Muestras de su tratamiento del género paisajístico son sus dos pequeños cuadrosVistas del jardín de la Villa Médicis (Museo del Prado, Madrid), de fecha incierta, a los que pueden sumarse la Cacería real del jabalí (h. 1638, National Gallery, Londres) y la Vista de Zaragoza (h. 1647, Museo del Prado, Madrid), en colaboración con su yerno Juan Bautista Martínez del Mazo.

Su influencia

Tras su muerte, Velázquez fue objeto de admiración por parte de muchos artistas. La huella del pintor se pone de manifiesto en los trabajos de artistas tan extraordinarios como Francisco de Goya. En este sentido, podemos encontrar alusiones a Las meninas en La familia de Carlos IV, obra que el aragonés realizó en 1801. Ambas pinturas tienen como tema al artista trabajando en compañía de la familia real. Sin embargo, Goya optó por una composición sobria y de escasa profundidad, que contrasta con el dinamismo y la abundancia de planos de la obra de Velázquez.
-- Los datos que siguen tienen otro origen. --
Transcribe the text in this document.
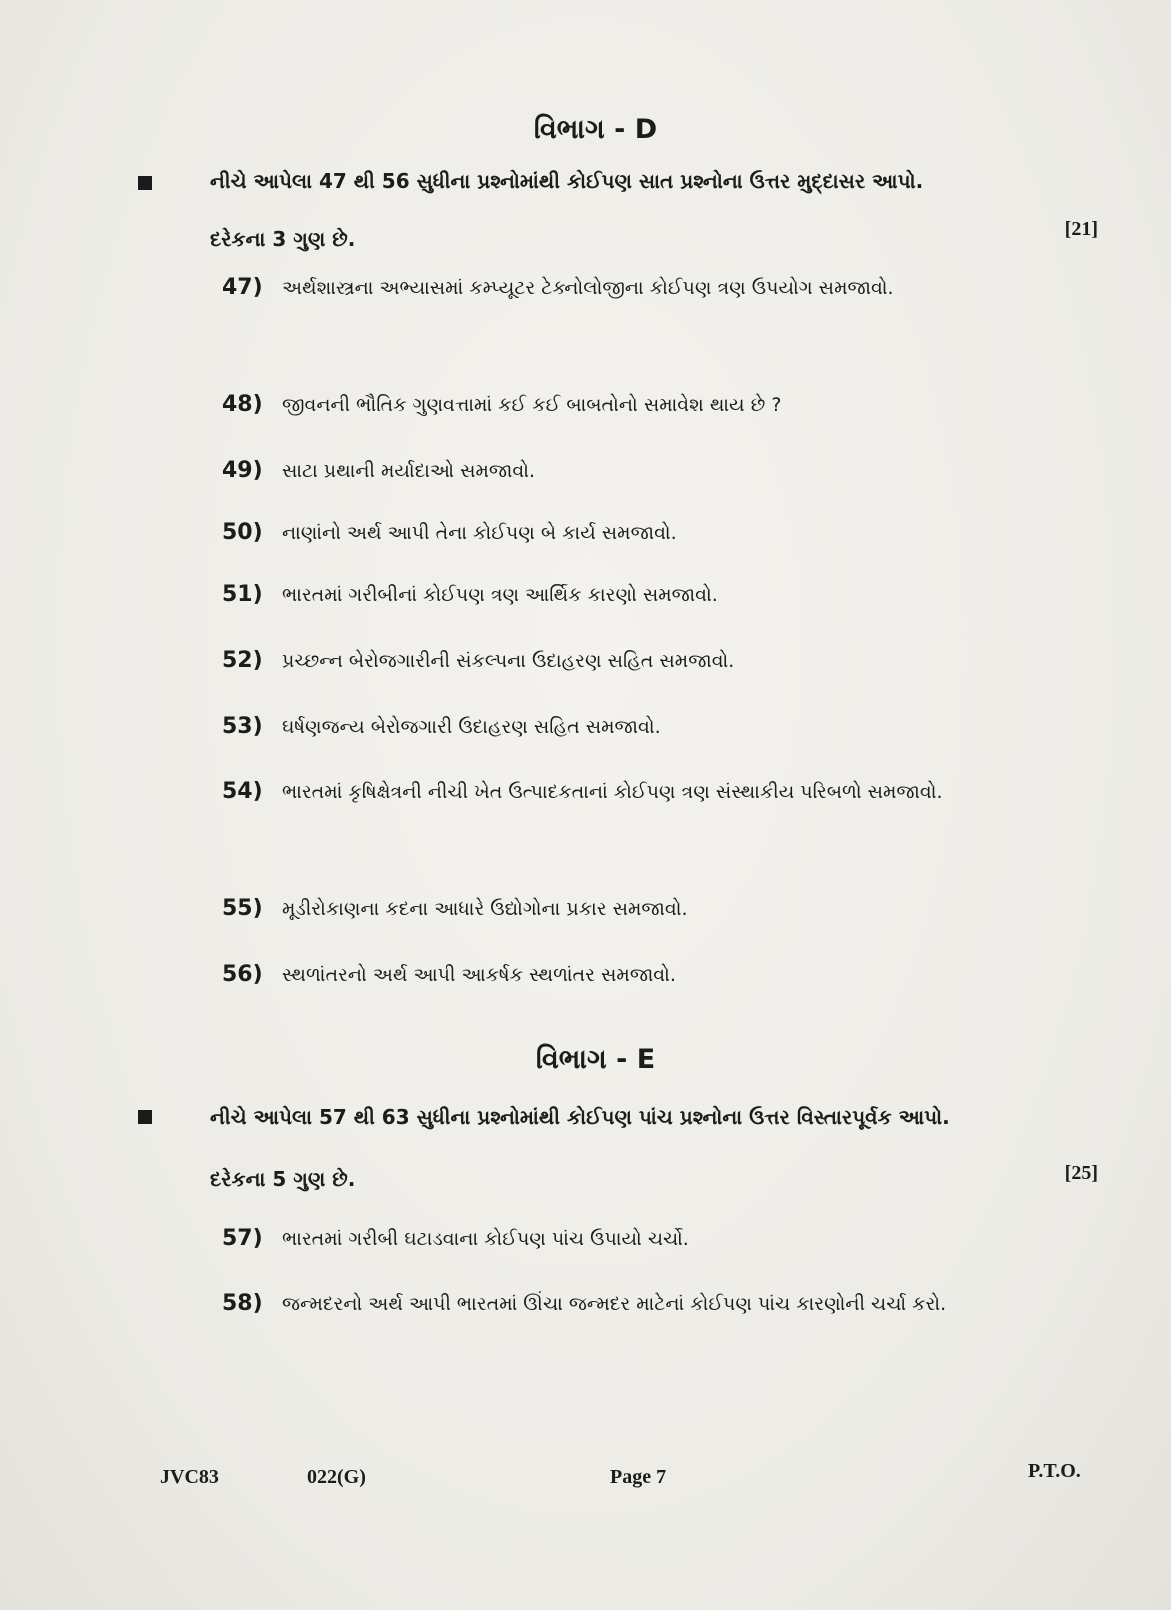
વિભાગ - D
નીચે આપેલા 47 થી 56 સુધીના પ્રશ્નોમાંથી કોઈપણ સાત પ્રશ્નોના ઉત્તર મુદ્દાસર આપો. દરેકના 3 ગુણ છે.	[21]
47) અર્થશાસ્ત્રના અભ્યાસમાં કમ્પ્યૂટર ટેક્નોલોજીના કોઈપણ ત્રણ ઉપયોગ સમજાવો.
48) જીવનની ભૌતિક ગુણવત્તામાં કઈ કઈ બાબતોનો સમાવેશ થાય છે ?
49) સાટા પ્રથાની મર્યાદાઓ સમજાવો.
50) નાણાંનો અર્થ આપી તેના કોઈપણ બે કાર્ય સમજાવો.
51) ભારતમાં ગરીબીનાં કોઈપણ ત્રણ આર્થિક કારણો સમજાવો.
52) પ્રચ્છન્ન બેરોજગારીની સંકલ્પના ઉદાહરણ સહિત સમજાવો.
53) ઘર્ષણજન્ય બેરોજગારી ઉદાહરણ સહિત સમજાવો.
54) ભારતમાં કૃષિક્ષેત્રની નીચી ખેત ઉત્પાદકતાનાં કોઈપણ ત્રણ સંસ્થાકીય પરિબળો સમજાવો.
55) મૂડીરોકાણના કદના આધારે ઉદ્યોગોના પ્રકાર સમજાવો.
56) સ્થળાંતરનો અર્થ આપી આકર્ષક સ્થળાંતર સમજાવો.
વિભાગ - E
નીચે આપેલા 57 થી 63 સુધીના પ્રશ્નોમાંથી કોઈપણ પાંચ પ્રશ્નોના ઉત્તર વિસ્તારપૂર્વક આપો. દરેકના 5 ગુણ છે.	[25]
57) ભારતમાં ગરીબી ઘટાડવાના કોઈપણ પાંચ ઉપાયો ચર્ચો.
58) જન્મદરનો અર્થ આપી ભારતમાં ઊંચા જન્મદર માટેનાં કોઈપણ પાંચ કારણોની ચર્ચા કરો.
JVC83	022(G)	Page 7	P.T.O.
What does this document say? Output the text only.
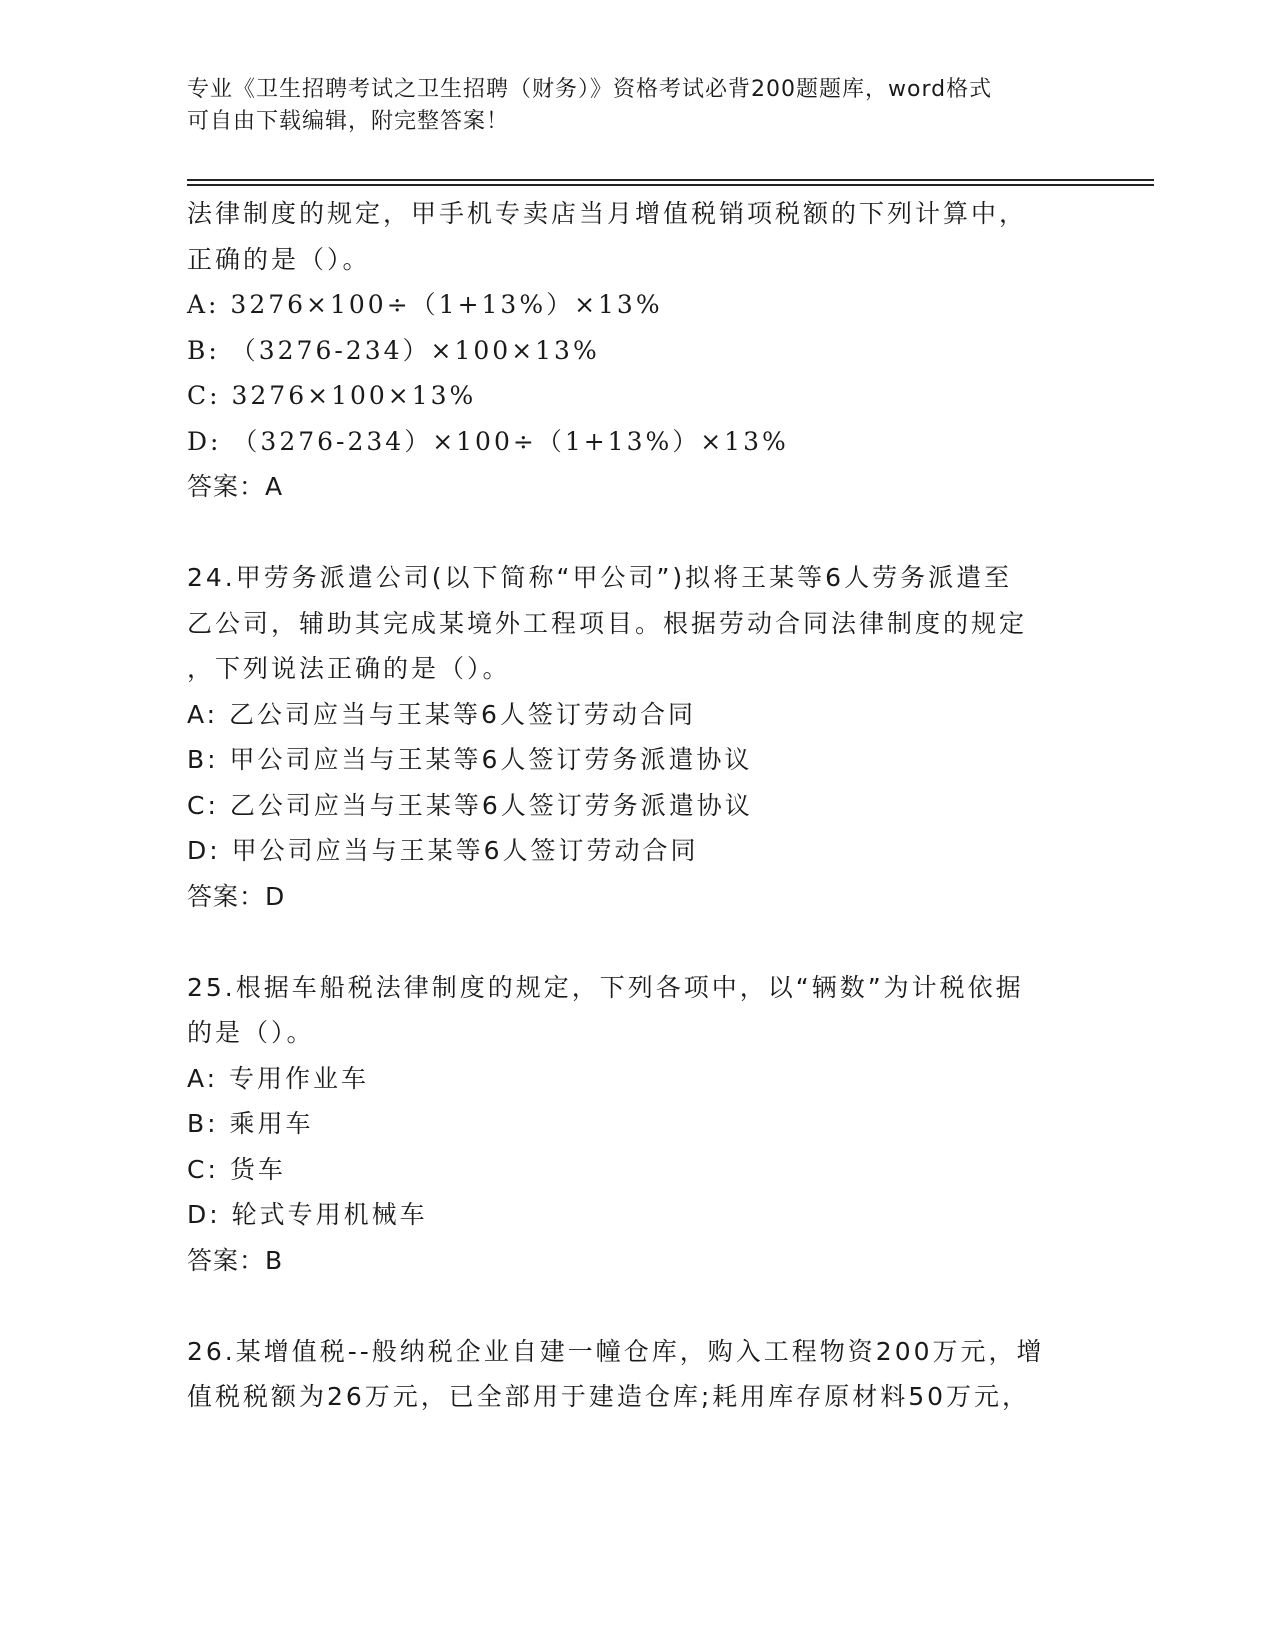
专业《卫生招聘考试之卫生招聘（财务）》资格考试必背200题题库，word格式
可自由下载编辑，附完整答案！
法律制度的规定，甲手机专卖店当月增值税销项税额的下列计算中，
正确的是（）。
A: 3276×100÷（1+13%）×13%
B: （3276-234）×100×13%
C: 3276×100×13%
D: （3276-234）×100÷（1+13%）×13%
答案：A
24.甲劳务派遣公司(以下简称“甲公司”)拟将王某等6人劳务派遣至
乙公司，辅助其完成某境外工程项目。根据劳动合同法律制度的规定
，下列说法正确的是（）。
A: 乙公司应当与王某等6人签订劳动合同
B: 甲公司应当与王某等6人签订劳务派遣协议
C: 乙公司应当与王某等6人签订劳务派遣协议
D: 甲公司应当与王某等6人签订劳动合同
答案：D
25.根据车船税法律制度的规定，下列各项中，以“辆数”为计税依据
的是（）。
A: 专用作业车
B: 乘用车
C: 货车
D: 轮式专用机械车
答案：B
26.某增值税--般纳税企业自建一幢仓库，购入工程物资200万元，增
值税税额为26万元，已全部用于建造仓库;耗用库存原材料50万元，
Muchos especialistas han puesto de relieve la importancia de Velázquez para la pintura del siglo XIX. A partir de una deslumbrante variedad de pinceladas y una sutil armonía de colores, logró efectos de forma, textura, luminosidad y atmósfera que lo convirtieron en un precedente de la pintura impresionista. Las propuestas de artistas como Édouard Manet, Auguste Renoir o Claude Monet deben mucho a la lección de Velázquez.

No menos significativa ha sido la huella de Velázquez en el arte del siglo XX. Nada menos que el malagueño Pablo Picasso, el más importante artista de la centuria, se basó en Las meninas para elaborar diversas series de composiciones. Otros notables artistas modernos, como Francis Bacon, Antonio Saura o Manolo Valdés, también se inspiraron en su pintura para elaborar algunas de sus propuestas más destacadas.